Stricken German retailer Arcandor’s 53% stake in travel firm Thomas Cook looks likely to be sold to either a trade buyer or a private equity group, possibly acting with its management.
Arcandor on Tuesday filed for insolvency after the German government rejected a request for state aid, effectively bringing Thomas Cook, Europe’s second-biggest tour operator, into play as a takeover target.
German retailer Rewe immediately expressed an interest in acquiring the stake in Thomas Cook and combining it with its own tourism division but would likely have to settle for being a junior partner in a merger of the two businesses.
Analysts say the only other realistic trade partner would be Switzerland’s Kuoni, although the strategic fit is less compelling than a tie-up with Rewe.
“Kuoni’s strategy remains focused on upscale, tailor-made products, unlike Thomas Cook’s more mass-market-orientated products,” said Exane BNP Paribas analyst Matthias Desmarais.
A price tag above £2bn could also prove prohibitive for the Swiss group, analysts say.
A tie-up with Europe’s biggest operator TUI Travel would face major, and probably insurmountable, competition hurdles as the two groups already control around half of the market across Europe.
Thomas Cook Chief Executive Manny Fontenla-Novoa said on Tuesday the group had not received any approaches and is not in talks with any groups in relation to either the acquisition of the Arcandor stake or an offer for the whole company.
However, sources familiar with the matter have told Reuters that private equity groups showed considerable interest in the company in the weeks running up to Arcandor’s insolvency.
That raises the prospect of venture capitalists linking up with its management to take the company private.
“An MBO (management buyout) is an option but is highly dependent upon credit market conditions,” said Desmarais.
Fontenla-Novoa has been adamant, however, that an MBO has not been discussed and that management focus has been on the group’s key summer booking season.
“We’ve not held any talks with VCs or banks in relation to a management buyout,” he told reporters on Tuesday.
Blue Oar Securities analyst Mark Brumby said it could be in the creditor bank’s interest to hold on to Arcandor’s stake until conditions in the credit markets improve, making it easier for potential buyers to raise money for a deal.

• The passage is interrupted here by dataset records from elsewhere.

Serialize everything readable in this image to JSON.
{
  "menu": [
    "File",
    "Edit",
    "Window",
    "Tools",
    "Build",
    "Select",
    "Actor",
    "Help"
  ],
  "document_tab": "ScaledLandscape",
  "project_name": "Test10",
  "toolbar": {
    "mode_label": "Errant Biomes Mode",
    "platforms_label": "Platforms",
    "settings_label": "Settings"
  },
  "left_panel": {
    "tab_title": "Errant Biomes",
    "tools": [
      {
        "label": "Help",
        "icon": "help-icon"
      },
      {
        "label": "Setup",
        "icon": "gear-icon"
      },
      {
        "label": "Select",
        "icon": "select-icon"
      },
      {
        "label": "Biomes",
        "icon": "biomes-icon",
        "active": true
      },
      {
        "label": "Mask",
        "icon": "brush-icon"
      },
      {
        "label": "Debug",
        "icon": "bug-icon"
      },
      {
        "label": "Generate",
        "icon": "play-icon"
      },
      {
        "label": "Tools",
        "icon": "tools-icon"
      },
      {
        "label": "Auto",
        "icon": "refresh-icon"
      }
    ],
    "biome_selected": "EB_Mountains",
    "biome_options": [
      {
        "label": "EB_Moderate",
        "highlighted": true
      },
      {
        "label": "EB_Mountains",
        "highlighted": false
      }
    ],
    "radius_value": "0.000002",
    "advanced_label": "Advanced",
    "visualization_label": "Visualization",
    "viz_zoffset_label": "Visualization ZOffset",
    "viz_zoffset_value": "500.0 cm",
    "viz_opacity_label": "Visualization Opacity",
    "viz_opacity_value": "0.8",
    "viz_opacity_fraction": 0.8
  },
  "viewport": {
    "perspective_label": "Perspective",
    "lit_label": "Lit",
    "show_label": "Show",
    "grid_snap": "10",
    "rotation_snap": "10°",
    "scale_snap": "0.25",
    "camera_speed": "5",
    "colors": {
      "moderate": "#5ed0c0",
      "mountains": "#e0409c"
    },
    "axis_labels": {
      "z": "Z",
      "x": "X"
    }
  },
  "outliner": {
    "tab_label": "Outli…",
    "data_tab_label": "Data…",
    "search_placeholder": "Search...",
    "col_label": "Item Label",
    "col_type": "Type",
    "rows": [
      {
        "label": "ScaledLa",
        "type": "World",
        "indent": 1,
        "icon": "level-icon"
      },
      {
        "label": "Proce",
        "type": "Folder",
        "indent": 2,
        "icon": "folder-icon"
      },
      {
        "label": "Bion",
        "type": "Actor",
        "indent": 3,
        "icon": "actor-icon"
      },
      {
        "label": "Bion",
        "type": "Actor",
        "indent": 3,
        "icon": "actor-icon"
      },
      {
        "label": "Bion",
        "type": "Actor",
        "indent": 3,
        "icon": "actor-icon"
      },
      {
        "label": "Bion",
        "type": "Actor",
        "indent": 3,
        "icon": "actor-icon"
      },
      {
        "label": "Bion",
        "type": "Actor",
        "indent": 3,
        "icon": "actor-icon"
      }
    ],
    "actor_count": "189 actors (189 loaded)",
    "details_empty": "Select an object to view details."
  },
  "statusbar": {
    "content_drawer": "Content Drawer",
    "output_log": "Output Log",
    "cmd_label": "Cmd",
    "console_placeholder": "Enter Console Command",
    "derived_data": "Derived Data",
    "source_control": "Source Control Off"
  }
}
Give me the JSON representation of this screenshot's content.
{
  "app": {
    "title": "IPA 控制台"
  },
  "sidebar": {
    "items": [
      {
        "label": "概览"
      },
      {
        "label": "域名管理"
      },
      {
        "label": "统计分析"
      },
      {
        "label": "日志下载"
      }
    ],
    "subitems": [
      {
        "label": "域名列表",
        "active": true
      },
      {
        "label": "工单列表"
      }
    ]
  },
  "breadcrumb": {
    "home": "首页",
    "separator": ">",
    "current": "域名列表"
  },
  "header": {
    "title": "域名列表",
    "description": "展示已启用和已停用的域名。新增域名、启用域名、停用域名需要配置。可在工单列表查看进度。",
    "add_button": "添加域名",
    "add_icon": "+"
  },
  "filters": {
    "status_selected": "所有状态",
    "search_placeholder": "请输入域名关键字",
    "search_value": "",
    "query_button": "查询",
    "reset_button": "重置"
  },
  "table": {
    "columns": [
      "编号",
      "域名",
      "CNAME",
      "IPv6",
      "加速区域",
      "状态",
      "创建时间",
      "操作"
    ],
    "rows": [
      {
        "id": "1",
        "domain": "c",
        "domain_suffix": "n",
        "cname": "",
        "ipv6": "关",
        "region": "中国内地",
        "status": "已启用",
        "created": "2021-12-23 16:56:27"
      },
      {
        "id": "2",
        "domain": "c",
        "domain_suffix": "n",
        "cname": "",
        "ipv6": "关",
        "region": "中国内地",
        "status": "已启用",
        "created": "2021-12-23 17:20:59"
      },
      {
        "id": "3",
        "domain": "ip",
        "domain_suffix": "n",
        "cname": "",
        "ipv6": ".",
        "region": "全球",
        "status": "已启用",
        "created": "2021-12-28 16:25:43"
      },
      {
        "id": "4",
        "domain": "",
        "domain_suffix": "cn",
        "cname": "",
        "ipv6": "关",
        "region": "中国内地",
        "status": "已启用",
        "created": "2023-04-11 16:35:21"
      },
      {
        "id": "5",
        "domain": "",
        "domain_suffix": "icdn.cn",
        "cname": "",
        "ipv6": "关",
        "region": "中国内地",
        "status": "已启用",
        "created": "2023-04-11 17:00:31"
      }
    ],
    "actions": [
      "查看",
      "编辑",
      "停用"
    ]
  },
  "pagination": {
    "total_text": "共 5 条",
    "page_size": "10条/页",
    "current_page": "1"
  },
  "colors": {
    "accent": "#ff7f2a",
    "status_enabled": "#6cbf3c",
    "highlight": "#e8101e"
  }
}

“If debt refinancing were a little easier to come by, a purchase of the 53% stake followed by a bid would be entirely possible,” he said.
Investor interest is supported by the company’s low valuation compared with rival TUI Travel.
That is largely because the uncertainty surrounding Arcandor’s stake has resulted in the stock losing nearly 30% of its value since May 6 before rising 10 percent on Tuesday as bid rumours intensified.